3 processes CFOs can implement now to improve business performance
Tough economic conditions mean it's harder for businesses to meet financial objectives, but they could unlock lost revenue by improving processes through process mining.
Amid predictions of a mild 2023 recession, CFOs face challenges like high-interest rates and inflation affecting global economic performance. These conditions necessitate innovative, resilience-building strategies within companies, focusing primarily on optimizing foundational processes to unlock value and mitigate economic impacts. This approach involves identifying and rectifying costly errors within operational tasks, thereby safeguarding revenues.
Businesses can combat economic slowdowns by enhancing efficiency in their foundational processes, thus reclaiming lost revenue. Real-world examples include a telecommunications firm that saved millions by eliminating duplicate payments, a candy company reducing CO2 emissions and improving customer satisfaction by consolidating shipments, and a bioscience company boosting sales by removing unnecessary credit and delivery blocks.
Process mining technology, combining data mining and process analytics, serves as the catalyst for these transformations. This technology grants CFOs intricate insights into their companies’ operations, enabling more informed decision-making for enhanced efficiency and effectiveness. By 2025, Gartner predicts 80% of organizations will have integrated process mining into at least 10% of their operations, confirming its growing importance.
To bolster performance, CFOs should concentrate on three critical processes:
Optimizing Accounts Payable (AP): Economic pressures mandate refined AP processes to bolster free cash. Traditional complexities in AP departments often lead to missed discounts and duplicate or late payments, inviting penalties. Process mining illuminates these inefficiencies, offering solutions like extended payment cycles and increased touchless invoice rates through accurate data entry.
Improving Accounts Receivable (AR): Despite its importance in securing consistent financial results, many businesses struggle with AR due to systemic misalignments, visibility issues, and over-reliance on manual tasks. Process mining in AR provides comprehensive data views and actionable insights, such as real-time credit risk assessments, enhancing overall operations.

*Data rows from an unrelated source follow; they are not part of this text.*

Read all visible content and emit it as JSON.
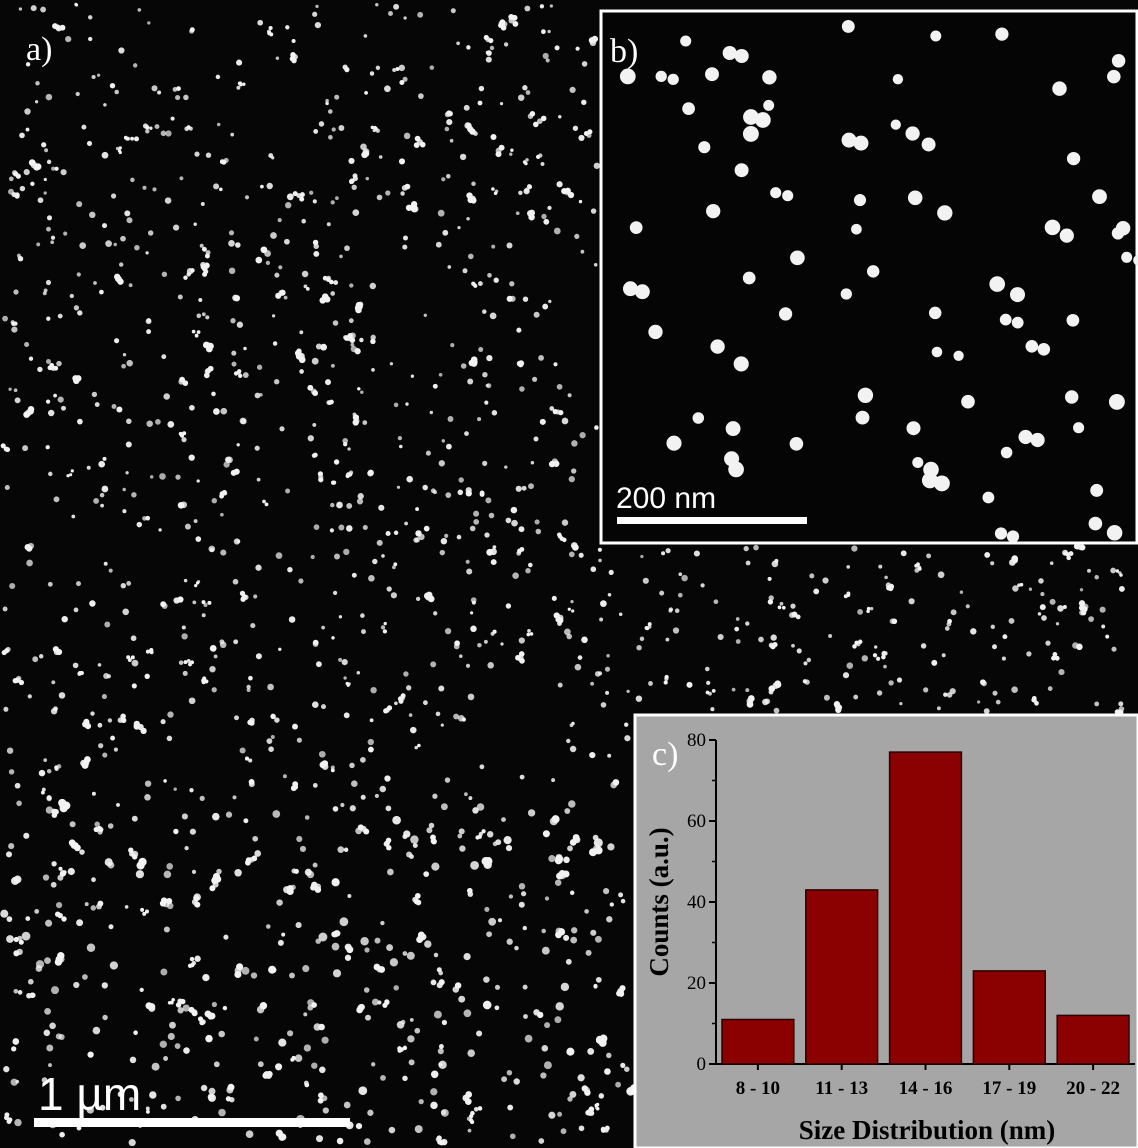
{
  "panels": {
    "a": {
      "label": "a)",
      "scale_bar": "1 µm"
    },
    "b": {
      "label": "b)",
      "scale_bar": "200 nm"
    },
    "c": {
      "label": "c)"
    }
  },
  "colors": {
    "background": "#000000",
    "particle": "#f2f2f2",
    "histogram_panel": "#a6a6a6",
    "bar_fill": "#8b0000",
    "bar_stroke": "#2a0000"
  },
  "chart_data": {
    "type": "bar",
    "categories": [
      "8 - 10",
      "11 - 13",
      "14 - 16",
      "17 - 19",
      "20 - 22"
    ],
    "values": [
      11,
      43,
      77,
      23,
      12
    ],
    "xlabel": "Size Distribution (nm)",
    "ylabel": "Counts (a.u.)",
    "ylim": [
      0,
      80
    ],
    "yticks": [
      0,
      20,
      40,
      60,
      80
    ],
    "grid": false
  }
}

Streamlining Supply Chains: With supply chains disrupted by demand fluctuations, inventory inconsistencies, and labor deficits, CFOs need to unearth hidden efficiencies within. Process mining aids this by offering real-time inventory knowledge and other strategic advantages, such as eliminating unnecessary delivery blocks and improving sustainability and customer satisfaction metrics.
However, CFOs have identified technological inadequacies as a primary obstacle in leveraging data for insights, with system upgrades and automation being potent solutions. By fully adopting transformative technologies like process mining, CFOs can revolutionize mundane tasks, leading to substantial improvements across various business aspects.
Conclusively, as businesses navigate 2023’s complexities, CFOs harnessing process mining to refine key operational aspects could establish a foundation for enduring success, achieving objectives like cost management, cash flow enhancement, and market share expansion.